As part of Southern California, Santa Barbara County has entered a three-week stay-at-home order that the state requires of California regions where ICU’s available capacity reaches below 15%. According to Santa Barbara County Public Health Officer Dr. Henning Ansorg, the county’s available ICU capacity as of Sunday was 38%.
However, the region’s ICU capacity is brought down by larger and more populous counties such as Los Angeles County, which has experienced a massive surge in COVID-19 cases. According to a news release from the Los Angeles County Department of Public Health, the Southern California Region’s ICU capacity was 10.3% as of Sunday.
Gregg Hart, the 2nd District supervisor and Board of Supervisors chair in Santa Barbara County, said he and his colleagues are “frustrated and disappointed” that Santa Barbara County is again under a stay-at-home order. But he is hopeful that Gov. Newsom will accept and implement the request in the board’s letter.
“We’re hoping the governor will be looking for creative ways to make his approach more effective,” Mr. Hart told the News-Press.
Should the state go forward with separating Santa Barbara, Ventura and San Luis Obispo and the newly formed Central Coast Region’s available ICU capacity remain at 15% or above once the three weeks have passed, those counties will no longer be under a stay-at-home order.
Mr. Hart explained that following the three-week stay-at-home order, the state will use a region’s hospital data to make a four-week projection on its expected COVID conditions. The state’s report card will determine whether the stay-at-home order gets lifted.
Jackie Ruiz, the Santa Barbara County Public Health Department public information officer, said Dr. Van Do-Reynoso, the public health director, and Dr. Ansorg will send a letter of their own to the state with the same request as the Board of Supervisors’.
Dr. Ansorg told the News-Press that although Santa Barbara County on its own isn’t at the 15% ICU capacity threshold, the availability of ICU beds in the county is on a downward trajectory.
“We’re seeing a very, very concerning trend that we would follow the rest of the state in just the next couple weeks,” he said.
The health officer said an increase in hospitalizations is “coming down the pike” in an actually quite predictable quantity. According to Dr. Ansorg, if 100 COVID-19 tests are conducted in Santa Barbara County, about 10% of those people will require hospitalization.
Of that 10%, between 20 and 25% will end up in the ICU, he said.
Dr. Ansorg added that even if ICU beds remain available, the amount of available staffing to care for COVID-19 patients and individuals with other serious illnesses is the greater issue.

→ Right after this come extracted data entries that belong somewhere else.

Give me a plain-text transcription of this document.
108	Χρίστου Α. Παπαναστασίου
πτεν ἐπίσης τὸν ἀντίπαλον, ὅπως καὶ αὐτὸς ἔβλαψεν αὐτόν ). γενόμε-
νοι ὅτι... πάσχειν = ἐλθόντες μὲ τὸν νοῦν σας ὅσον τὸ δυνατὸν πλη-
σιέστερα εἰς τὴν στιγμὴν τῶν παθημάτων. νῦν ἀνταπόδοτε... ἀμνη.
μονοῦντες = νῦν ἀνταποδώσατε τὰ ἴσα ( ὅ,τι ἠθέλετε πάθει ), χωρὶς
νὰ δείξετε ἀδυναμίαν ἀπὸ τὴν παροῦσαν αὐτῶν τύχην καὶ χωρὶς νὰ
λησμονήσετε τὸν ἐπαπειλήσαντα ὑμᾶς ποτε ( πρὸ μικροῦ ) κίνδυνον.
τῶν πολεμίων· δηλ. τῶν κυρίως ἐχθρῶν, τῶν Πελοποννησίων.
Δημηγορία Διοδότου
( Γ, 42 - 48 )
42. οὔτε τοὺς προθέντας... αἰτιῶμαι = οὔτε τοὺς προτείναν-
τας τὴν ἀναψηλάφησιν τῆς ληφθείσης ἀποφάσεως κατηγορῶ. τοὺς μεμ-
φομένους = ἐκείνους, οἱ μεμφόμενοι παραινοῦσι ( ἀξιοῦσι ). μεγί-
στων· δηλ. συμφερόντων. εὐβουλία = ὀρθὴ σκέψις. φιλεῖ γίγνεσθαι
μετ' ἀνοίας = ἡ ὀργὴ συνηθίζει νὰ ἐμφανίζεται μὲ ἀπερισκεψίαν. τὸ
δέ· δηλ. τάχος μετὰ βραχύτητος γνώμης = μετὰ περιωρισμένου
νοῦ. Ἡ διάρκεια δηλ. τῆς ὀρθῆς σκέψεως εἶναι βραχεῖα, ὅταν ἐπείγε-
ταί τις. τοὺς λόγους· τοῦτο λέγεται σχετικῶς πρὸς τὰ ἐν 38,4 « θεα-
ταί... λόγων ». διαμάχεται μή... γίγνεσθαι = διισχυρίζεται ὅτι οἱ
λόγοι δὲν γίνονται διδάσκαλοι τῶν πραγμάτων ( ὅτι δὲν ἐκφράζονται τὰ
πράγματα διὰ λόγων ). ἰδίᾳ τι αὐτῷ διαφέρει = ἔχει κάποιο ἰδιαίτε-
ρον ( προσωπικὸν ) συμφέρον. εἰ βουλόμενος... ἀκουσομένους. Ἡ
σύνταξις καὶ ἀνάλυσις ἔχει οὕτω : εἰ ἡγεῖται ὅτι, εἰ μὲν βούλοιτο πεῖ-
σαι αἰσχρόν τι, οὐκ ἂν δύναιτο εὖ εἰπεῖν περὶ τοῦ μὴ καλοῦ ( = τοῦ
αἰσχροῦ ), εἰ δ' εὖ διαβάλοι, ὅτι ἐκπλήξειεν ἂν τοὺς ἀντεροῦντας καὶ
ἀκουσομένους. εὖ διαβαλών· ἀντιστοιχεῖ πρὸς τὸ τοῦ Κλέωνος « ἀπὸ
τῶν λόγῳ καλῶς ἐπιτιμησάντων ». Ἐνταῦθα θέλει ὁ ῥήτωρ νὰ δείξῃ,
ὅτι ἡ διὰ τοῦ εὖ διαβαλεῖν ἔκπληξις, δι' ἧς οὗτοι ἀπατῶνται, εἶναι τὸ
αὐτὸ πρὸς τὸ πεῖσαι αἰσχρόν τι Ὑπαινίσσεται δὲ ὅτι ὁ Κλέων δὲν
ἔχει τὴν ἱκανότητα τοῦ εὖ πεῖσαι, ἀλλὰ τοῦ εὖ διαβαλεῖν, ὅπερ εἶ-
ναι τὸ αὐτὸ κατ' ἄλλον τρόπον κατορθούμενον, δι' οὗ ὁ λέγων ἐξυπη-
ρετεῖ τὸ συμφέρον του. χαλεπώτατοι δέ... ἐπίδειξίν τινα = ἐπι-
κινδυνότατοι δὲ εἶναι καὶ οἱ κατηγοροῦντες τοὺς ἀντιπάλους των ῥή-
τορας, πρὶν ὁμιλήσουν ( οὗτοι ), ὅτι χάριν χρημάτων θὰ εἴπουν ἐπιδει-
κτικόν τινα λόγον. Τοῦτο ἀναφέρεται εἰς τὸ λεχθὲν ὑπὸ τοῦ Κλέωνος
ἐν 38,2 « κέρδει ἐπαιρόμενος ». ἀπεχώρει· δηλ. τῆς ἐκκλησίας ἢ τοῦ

“It’s a scarce commodity at this point because everyone is competing to hire people because there’s a shortage of these specialists everywhere in the whole country,” Dr. Ansorg said.
The stay-at-home order “should really make a dent into our cases,” the health officer said, and is the best way to keep the virus from spreading until a vaccine is available. “It’s a crude method. But it’s the only one that works unless you have medicine for a virus.”